Warren (1992) rapportant des données épidémiologiques à partir d’un échantillon national de 3698 adolescents, parmi lesquels 145 sont adoptés, indique que l'adoption augmente sensiblement la probabilité d'orientation vers un traitement psychiatrique, même après avoir observé le fait que les personnes adoptées affichent plus de problèmes comportementaux et viennent de familles plus éduquées. Cette situation s'explique par le fait que les adoptés sont plus facilement envoyés en consultation même lorsqu’ils affichent peu de problèmes. Ainsi, contrairement au mythe populaire et à la tradition clinique, la sur-représentation des jeunes adoptés dans les institutions n'est pas attribuable seulement au fait que les adoptés développent plus de problèmes.


La question de l’abandon, entre solution du désespoir et du moindre mal

L’enfant sans famille et élevé en institution n’a pas l’opportunité de se construire de la même manière qu’un enfant qui évolue auprès d’une famille de substitution. Lorsqu’il ne dispose pas de substituts parentaux, l’enfant abandonné éprouve d’énormes difficultés à se projeter fantasmatiquement, à se construire narcissiquement et à trouver des repères identitaires suffisamment fiables. Par manque de relais parentaux, ses processus psychiques en panne génèrent alors des cas de névroses de destinées, des psychoses mélancoliques ou des débilités névrotiques. L’enfant abandonné ayant vécu sans famille de substitution tente alors d’élaborer psychiquement son propre roman familial lui servant d’appui à des modèles identificatoires parfois originaux mais souvent défaillants (troubles du lien, abandonnisme). Par certains mécanismes plus ou moins pathologiques, des passages à l’actes (fugues, drogue, délinquance, etc.) ou des expériences extrêmes, il fait des tentatives pour élaborer les fondements de son narcissisme affectivement carencé par des événements précoces dévastateurs (angoisses de néantisation ou de morcellement). En errance, il cherche parfois à retrouver quelques traces de ses origines, recherche des parents idéaux ou abandonne l’idée qu’il a eu des géniteurs.

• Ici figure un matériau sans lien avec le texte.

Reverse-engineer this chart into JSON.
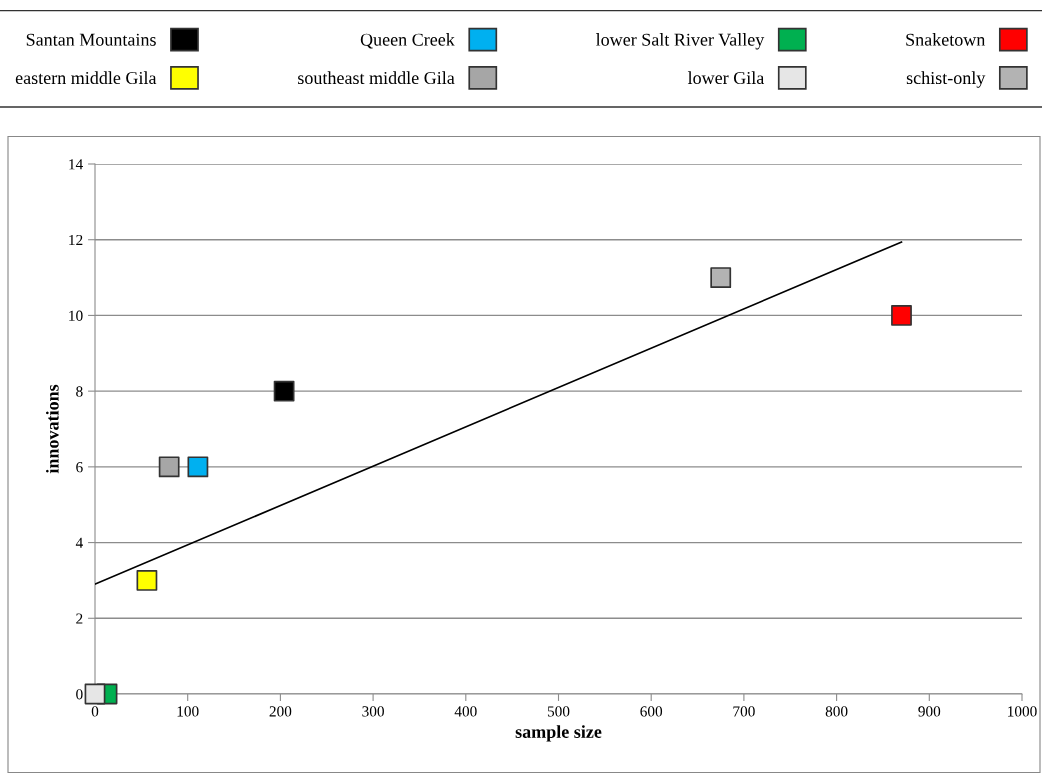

Parfois blessé par les circonstances de la vie, l’enfant abandonné cherche à compenser et regrette d’avoir eu ces parents-là et pas d’autres. Suivant les mêmes raisons que certains enfants légitimes malheureux, maltraités ou déçus par des parents « vulnérables », il imagine d’autres géniteurs et s’invente un destin différent. Le fantasme compense ainsi les blessures de l’enfance même si le principe de réalité ne coïncide pas avec son nouveau roman familial.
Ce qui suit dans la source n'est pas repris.